January 11 – The beleaguered Trinidad and Tobago FA (TTFA), under the control of a FIFA normalisation committee but still unashamedly refusing to meet its debts, in particular to former employees and coaches sacked under the ousted regime of William Wallace, could turn to the House of Football as the solution to its deepening money problems.
Normalisation committee chair Robert Hadad – who has yet to make any significant impact in terms of creating a new era for football in the country, let alone deal with the historical debt – has told local media he wants to regain control of the House of Football (HoF) facility.
Hadad said that the TTFA would like to begin use of the HoF which was opened in November 2019 as a hotel and training facility for visiting teams.
Built under the tenure of former president David John-Williams (pictured left at opening with TT prime minister Keith Rowley and FIFA president Gianni Infantino), it was shut within two weeks of opening when Wallace and his slate of ‘United TTFA’ candidates and cohorts took control of the federation. They went to great lengths to portray it as not fit for purpose.
It remained closed until the government (the facility is built on land leased from the government) took control and opened the 72-room hotel complex in Balmain, Couva, as a step-down facility for covid-19 patients.
Built with FIFA grant money at a cost of about $2.5 million, the HoF is the only tangible asset the TTFA has. The federation has about TT$70 million (about $10 million) of debt that ballooned under the disastrous regime of Wallace.
That debt has doubled from the TT$35 million recognised by John-Williams in November 2019 when he left office (John-Williams refused to recognise a number of historical debts – including a mysterious TT$ 22 million amount claimed by disgraced Concacaf president Jack Warner).
Hadad has created a rod for his own back by not dealing with TTFA creditors and is yet to unite a very fractured and deeply bruised football community. The House of Football looks like it could be his only financial salvation but would require FIFA to agree the borrowing of new funds against the facility as security. That would similarly require Hadad being able to show he has the ability to monetise it.
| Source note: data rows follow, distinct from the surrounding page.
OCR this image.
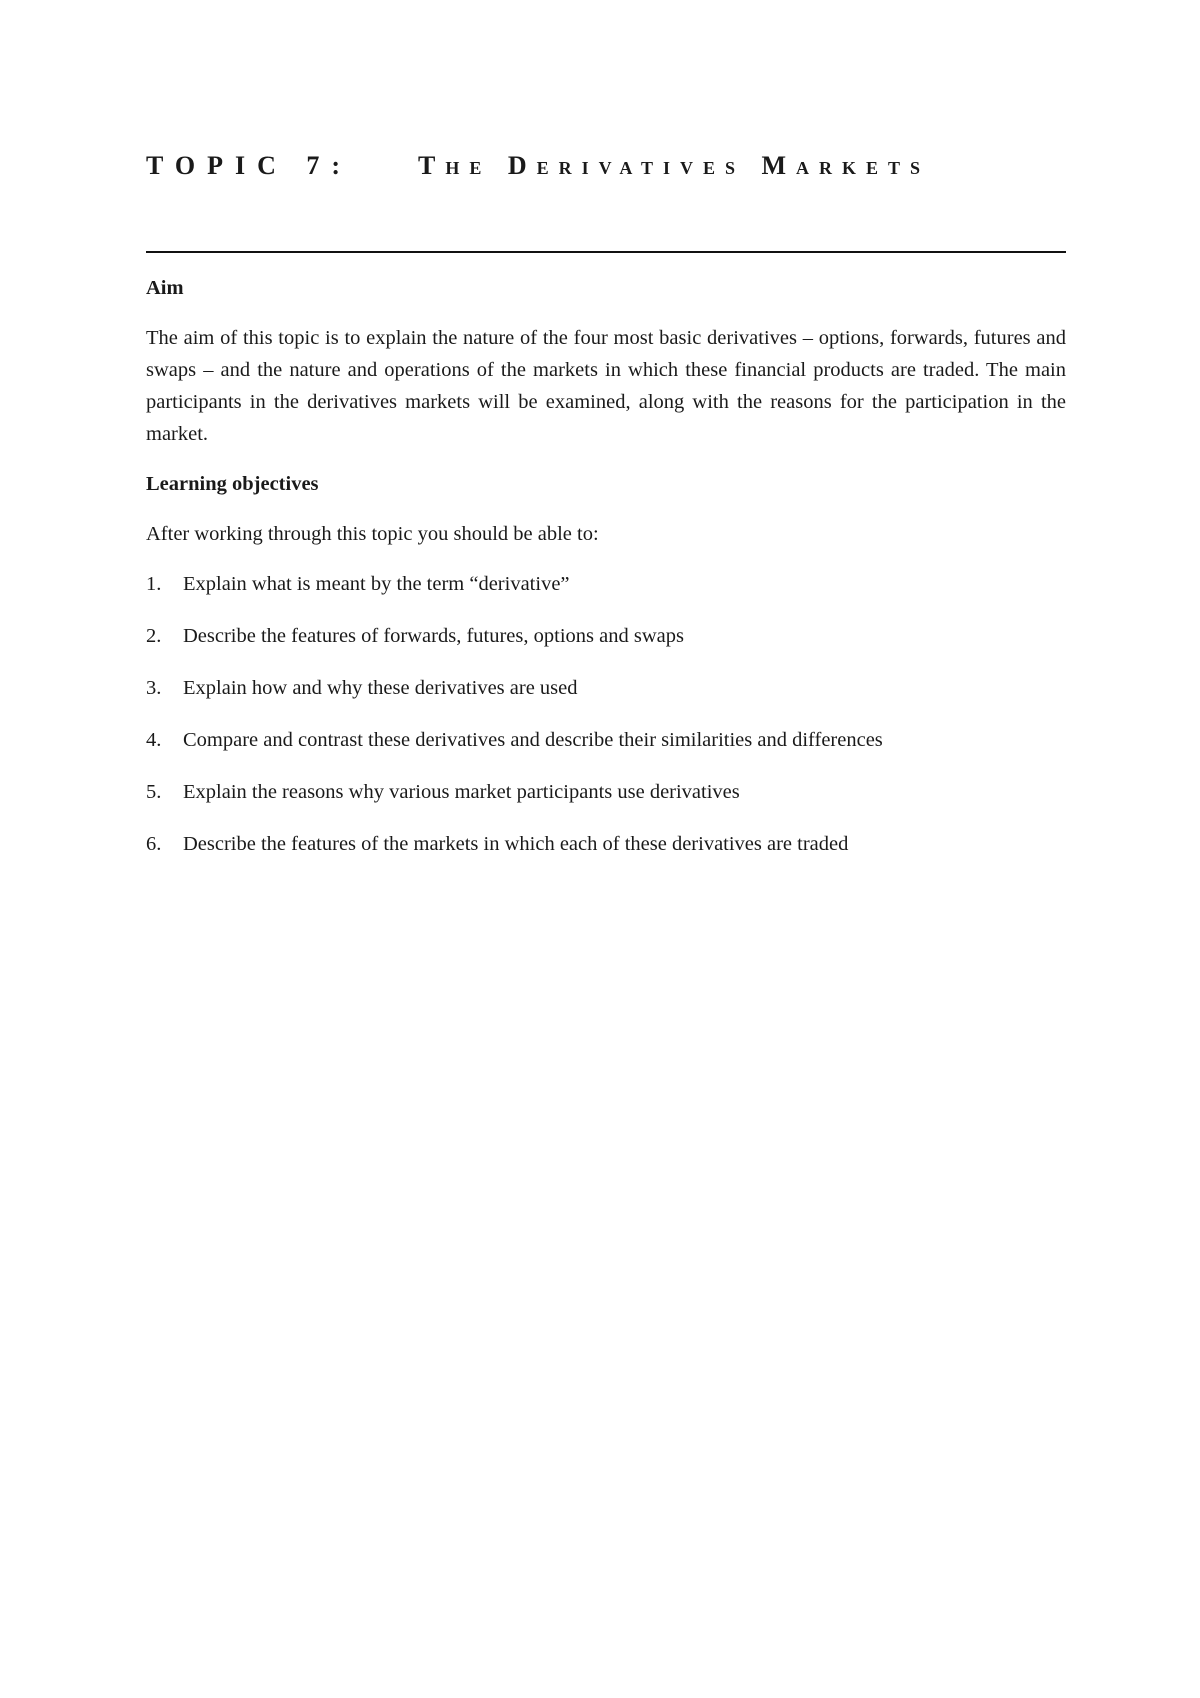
TOPIC 7:	The Derivatives Markets
Aim
The aim of this topic is to explain the nature of the four most basic derivatives – options, forwards, futures and swaps – and the nature and operations of the markets in which these financial products are traded. The main participants in the derivatives markets will be examined, along with the reasons for the participation in the market.
Learning objectives
After working through this topic you should be able to:
1.	Explain what is meant by the term “derivative”
2.	Describe the features of forwards, futures, options and swaps
3.	Explain how and why these derivatives are used
4.	Compare and contrast these derivatives and describe their similarities and differences
5.	Explain the reasons why various market participants use derivatives
6.	Describe the features of the markets in which each of these derivatives are traded
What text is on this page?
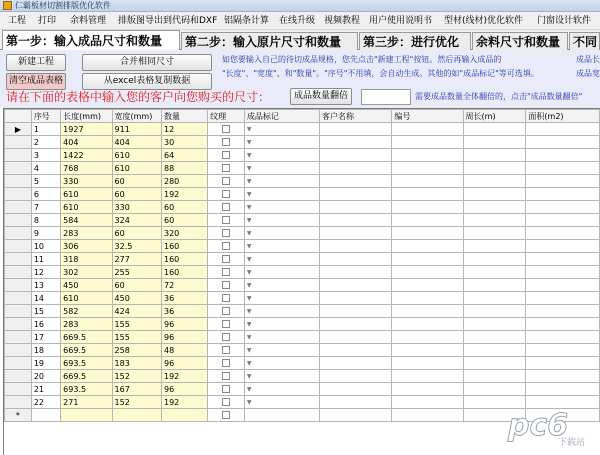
仁霸板材切割排版优化软件
工程 打印 余料管理 排版图导出到代码和DXF 铝隔条计算 在线升级 视频教程 用户使用说明书 型材(线材)优化软件 门窗设计软件
第一步：输入成品尺寸和数量	第二步：输入原片尺寸和数量	第三步：进行优化	余料尺寸和数量	不同
新建工程	合并相同尺寸
清空成品表格	从excel表格复制数据
如您要输入自己的待切成品规格，您先点击"新建工程"按钮。然后再输入成品的
"长度"、"宽度"、和"数量"。"序号"不用填，会自动生成。其他的如"成品标记"等可选填。
成品长
成品宽
请在下面的表格中输入您的客户向您购买的尺寸：	成品数量翻倍	需要成品数量全体翻倍的，点击"成品数量翻倍"
	序号	长度(mm)	宽度(mm)	数量	纹理	成品标记	客户名称	编号	周长(m)	面积(m2)
▶	1	1927	911	12		▼				
	2	404	404	30		▼				
	3	1422	610	64		▼				
	4	768	610	88		▼				
	5	330	60	280		▼				
	6	610	60	192		▼				
	7	610	330	60		▼				
	8	584	324	60		▼				
	9	283	60	320		▼				
	10	306	32.5	160		▼				
	11	318	277	160		▼				
	12	302	255	160		▼				
	13	450	60	72		▼				
	14	610	450	36		▼				
	15	582	424	36		▼				
	16	283	155	96		▼				
	17	669.5	155	96		▼				
	18	669.5	258	48		▼				
	19	693.5	183	96		▼				
	20	669.5	152	192		▼				
	21	693.5	167	96		▼				
	22	271	152	192		▼				
*											pc6
下载站
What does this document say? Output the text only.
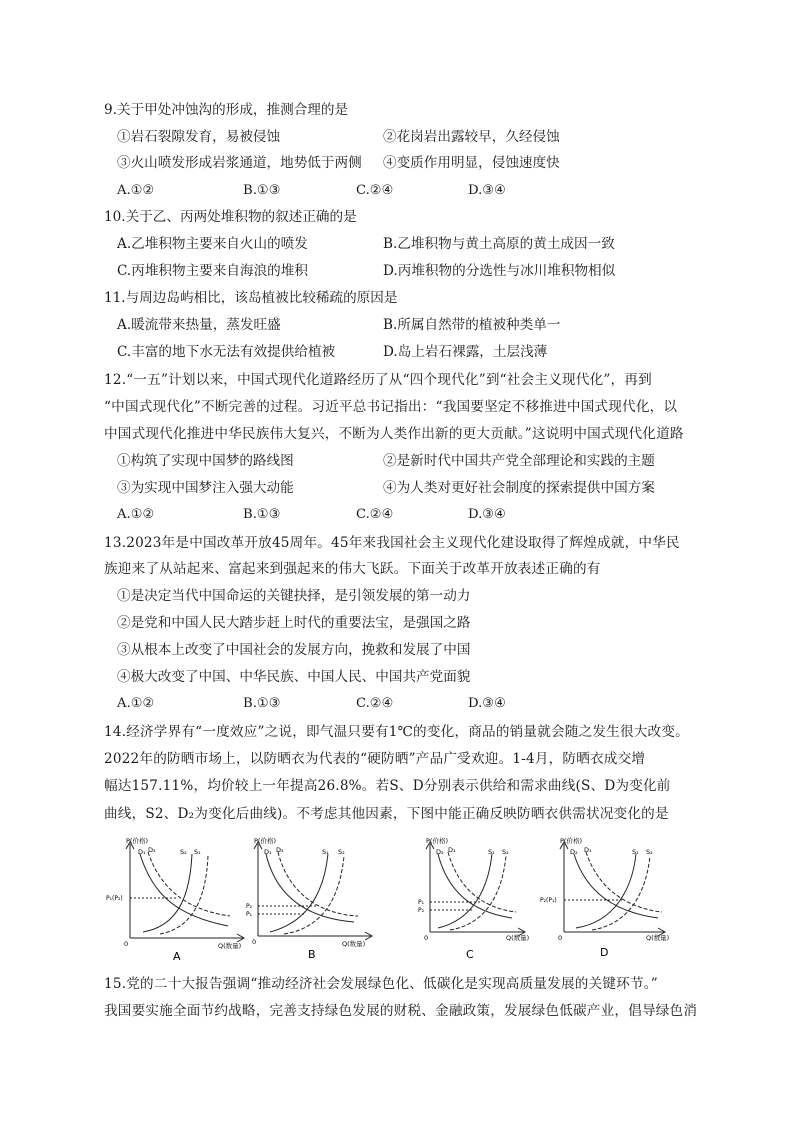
9.关于甲处冲蚀沟的形成，推测合理的是
①岩石裂隙发育，易被侵蚀	②花岗岩出露较早，久经侵蚀
③火山喷发形成岩浆通道，地势低于两侧 ④变质作用明显，侵蚀速度快
A.①②	B.①③	C.②④	D.③④
10.关于乙、丙两处堆积物的叙述正确的是
A.乙堆积物主要来自火山的喷发	B.乙堆积物与黄土高原的黄土成因一致
C.丙堆积物主要来自海浪的堆积	D.丙堆积物的分选性与冰川堆积物相似
11.与周边岛屿相比，该岛植被比较稀疏的原因是
A.暖流带来热量，蒸发旺盛	B.所属自然带的植被种类单一
C.丰富的地下水无法有效提供给植被	D.岛上岩石裸露，土层浅薄
12.“一五”计划以来，中国式现代化道路经历了从“四个现代化”到“社会主义现代化”，再到
“中国式现代化”不断完善的过程。习近平总书记指出：“我国要坚定不移推进中国式现代化，以
中国式现代化推进中华民族伟大复兴，不断为人类作出新的更大贡献。”这说明中国式现代化道路
①构筑了实现中国梦的路线图	②是新时代中国共产党全部理论和实践的主题
③为实现中国梦注入强大动能	④为人类对更好社会制度的探索提供中国方案
A.①②	B.①③	C.②④	D.③④
13.2023年是中国改革开放45周年。45年来我国社会主义现代化建设取得了辉煌成就，中华民
族迎来了从站起来、富起来到强起来的伟大飞跃。下面关于改革开放表述正确的有
①是决定当代中国命运的关键抉择，是引领发展的第一动力
②是党和中国人民大踏步赶上时代的重要法宝，是强国之路
③从根本上改变了中国社会的发展方向，挽救和发展了中国
④极大改变了中国、中华民族、中国人民、中国共产党面貌
A.①②	B.①③	C.②④	D.③④
14.经济学界有“一度效应”之说，即气温只要有1℃的变化，商品的销量就会随之发生很大改变。
2022年的防晒市场上，以防晒衣为代表的“硬防晒”产品广受欢迎。1-4月，防晒衣成交增
幅达157.11%，均价较上一年提高26.8%。若S、D分别表示供给和需求曲线(S、D为变化前
曲线，S2、D₂为变化后曲线)。不考虑其他因素，下图中能正确反映防晒衣供需状况变化的是
P(价格)
Q(数量)
0
D₁ D₂	S₂ S₁
P₁(P₂)
A
P(价格)
Q(数量)
0
D₁ D₂	S₁ S₂
P₂
P₁
B
P(价格)
Q(数量)
0
D₂ D₁	S₁ S₂
P₁
P₂
C
P(价格)
Q(数量)
0
D₂ D₁	S₁ S₂
P₂(P₁)
D
15.党的二十大报告强调“推动经济社会发展绿色化、低碳化是实现高质量发展的关键环节。”
我国要实施全面节约战略，完善支持绿色发展的财税、金融政策，发展绿色低碳产业，倡导绿色消
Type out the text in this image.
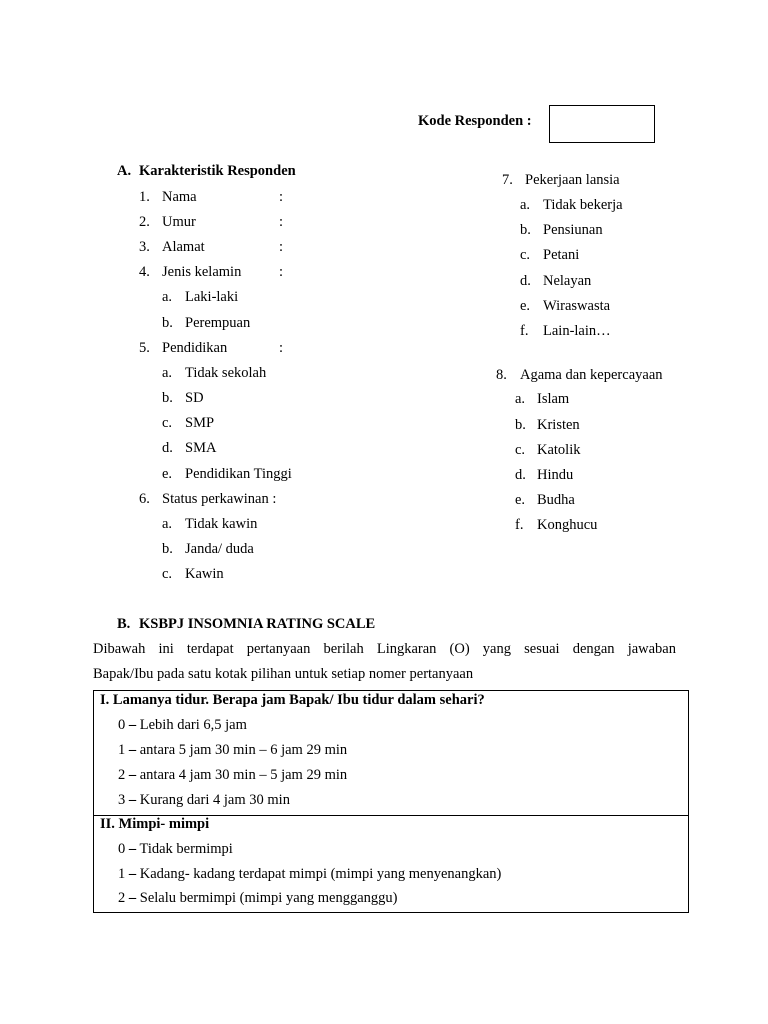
Kode Responden :
A. Karakteristik Responden
1. Nama	:
2. Umur	:
3. Alamat	:
4. Jenis kelamin	:
a. Laki-laki
b. Perempuan
5. Pendidikan	:
a. Tidak sekolah
b. SD
c. SMP
d. SMA
e. Pendidikan Tinggi
6. Status perkawinan :
a. Tidak kawin
b. Janda/ duda
c. Kawin
7. Pekerjaan lansia
a. Tidak bekerja
b. Pensiunan
c. Petani
d. Nelayan
e. Wiraswasta
f. Lain-lain…
8. Agama dan kepercayaan
a. Islam
b. Kristen
c. Katolik
d. Hindu
e. Budha
f. Konghucu
B. KSBPJ INSOMNIA RATING SCALE
Dibawah ini terdapat pertanyaan berilah Lingkaran (O) yang sesuai dengan jawaban
Bapak/Ibu pada satu kotak pilihan untuk setiap nomer pertanyaan
I. Lamanya tidur. Berapa jam Bapak/ Ibu tidur dalam sehari?
0 – Lebih dari 6,5 jam
1 – antara 5 jam 30 min – 6 jam 29 min
2 – antara 4 jam 30 min – 5 jam 29 min
3 – Kurang dari 4 jam 30 min
II. Mimpi- mimpi
0 – Tidak bermimpi
1 – Kadang- kadang terdapat mimpi (mimpi yang menyenangkan)
2 – Selalu bermimpi (mimpi yang mengganggu)
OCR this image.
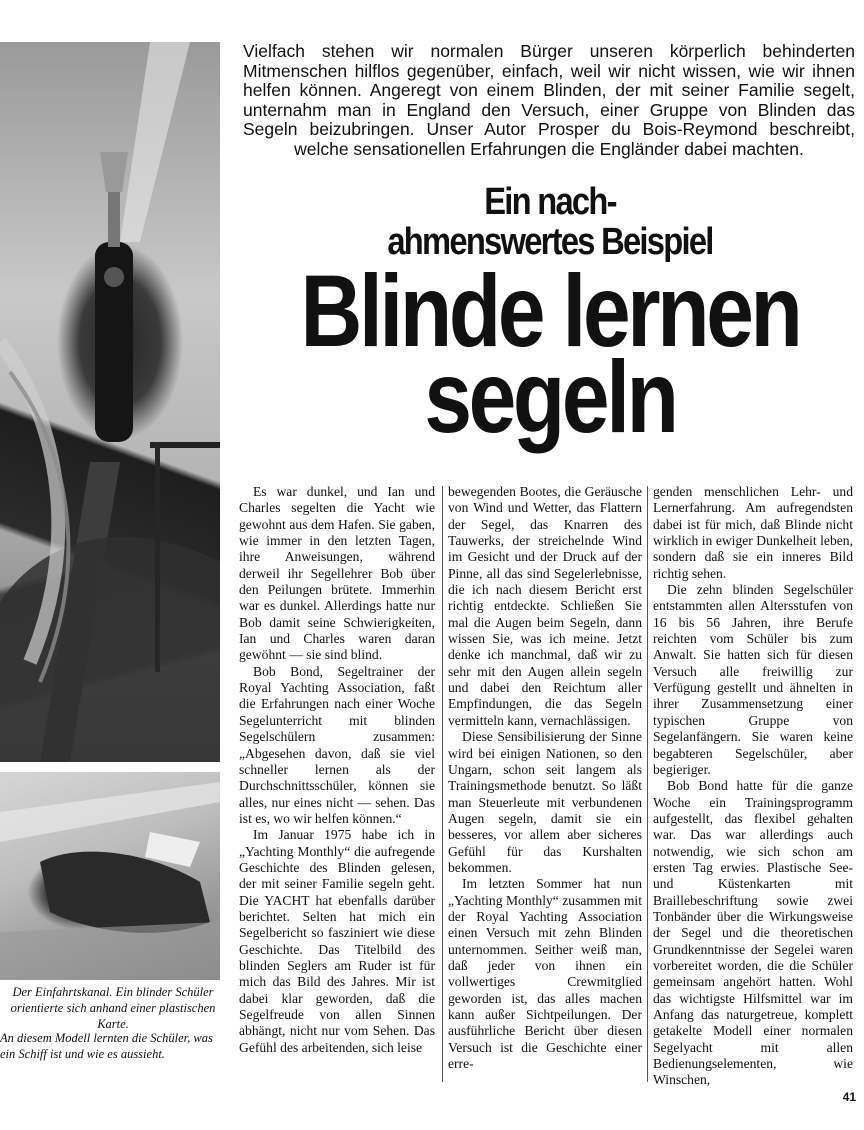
Der Einfahrtskanal. Ein blinder Schüler orientierte sich anhand einer plastischen Karte.
An diesem Modell lernten die Schüler, was ein Schiff ist und wie es aussieht.
Vielfach stehen wir normalen Bürger unseren körperlich behinderten Mitmenschen hilflos gegenüber, einfach, weil wir nicht wissen, wie wir ihnen helfen können. Angeregt von einem Blinden, der mit seiner Familie segelt, unternahm man in England den Versuch, einer Gruppe von Blinden das Segeln beizubringen. Unser Autor Prosper du Bois-Reymond beschreibt, welche sensationellen Erfahrungen die Engländer dabei machten.
Ein nach-
ahmenswertes Beispiel
Blinde lernen
segeln

Es war dunkel, und Ian und Charles segelten die Yacht wie gewohnt aus dem Hafen. Sie gaben, wie immer in den letzten Tagen, ihre Anweisungen, während derweil ihr Segellehrer Bob über den Peilungen brütete. Immerhin war es dunkel. Allerdings hatte nur Bob damit seine Schwierigkeiten, Ian und Charles waren daran gewöhnt — sie sind blind.

Bob Bond, Segeltrainer der Royal Yachting Association, faßt die Erfahrungen nach einer Woche Segelunterricht mit blinden Segelschülern zusammen: „Abgesehen davon, daß sie viel schneller lernen als der Durchschnittsschüler, können sie alles, nur eines nicht — sehen. Das ist es, wo wir helfen können.“

Im Januar 1975 habe ich in „Yachting Monthly“ die aufregende Geschichte des Blinden gelesen, der mit seiner Familie segeln geht. Die YACHT hat ebenfalls darüber berichtet. Selten hat mich ein Segelbericht so fasziniert wie diese Geschichte. Das Titelbild des blinden Seglers am Ruder ist für mich das Bild des Jahres. Mir ist dabei klar geworden, daß die Segelfreude von allen Sinnen abhängt, nicht nur vom Sehen. Das Gefühl des arbeitenden, sich leise

bewegenden Bootes, die Geräusche von Wind und Wetter, das Flattern der Segel, das Knarren des Tauwerks, der streichelnde Wind im Gesicht und der Druck auf der Pinne, all das sind Segelerlebnisse, die ich nach diesem Bericht erst richtig entdeckte. Schließen Sie mal die Augen beim Segeln, dann wissen Sie, was ich meine. Jetzt denke ich manchmal, daß wir zu sehr mit den Augen allein segeln und dabei den Reichtum aller Empfindungen, die das Segeln vermitteln kann, vernachlässigen.

Diese Sensibilisierung der Sinne wird bei einigen Nationen, so den Ungarn, schon seit langem als Trainingsmethode benutzt. So läßt man Steuerleute mit verbundenen Augen segeln, damit sie ein besseres, vor allem aber sicheres Gefühl für das Kurshalten bekommen.

Im letzten Sommer hat nun „Yachting Monthly“ zusammen mit der Royal Yachting Association einen Versuch mit zehn Blinden unternommen. Seither weiß man, daß jeder von ihnen ein vollwertiges Crewmitglied geworden ist, das alles machen kann außer Sichtpeilungen. Der ausführliche Bericht über diesen Versuch ist die Geschichte einer erre-

genden menschlichen Lehr- und Lernerfahrung. Am aufregendsten dabei ist für mich, daß Blinde nicht wirklich in ewiger Dunkelheit leben, sondern daß sie ein inneres Bild richtig sehen.

Die zehn blinden Segelschüler entstammten allen Altersstufen von 16 bis 56 Jahren, ihre Berufe reichten vom Schüler bis zum Anwalt. Sie hatten sich für diesen Versuch alle freiwillig zur Verfügung gestellt und ähnelten in ihrer Zusammensetzung einer typischen Gruppe von Segelanfängern. Sie waren keine begabteren Segelschüler, aber begieriger.

Bob Bond hatte für die ganze Woche ein Trainingsprogramm aufgestellt, das flexibel gehalten war. Das war allerdings auch notwendig, wie sich schon am ersten Tag erwies. Plastische See- und Küstenkarten mit Braillebeschriftung sowie zwei Tonbänder über die Wirkungsweise der Segel und die theoretischen Grundkenntnisse der Segelei waren vorbereitet worden, die die Schüler gemeinsam angehört hatten. Wohl das wichtigste Hilfsmittel war im Anfang das naturgetreue, komplett getakelte Modell einer normalen Segelyacht mit allen Bedienungselementen, wie Winschen,

41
The 60-year lease on the land is understood to stand at $1 per year. A $600,000 to $1 million mortgage on the $2.5 million property could be sustainable, according to local sources.
Trinidad and Tobago were returned from suspension by FIFA just before deadlines that would have ruled the country out of Gold Cup 2021 and Qatar 2022 qualification tournaments. Hadad now has to find a way to repay that confidence in the country and its wider football comminuty, and the debt mountain built by his predecessors.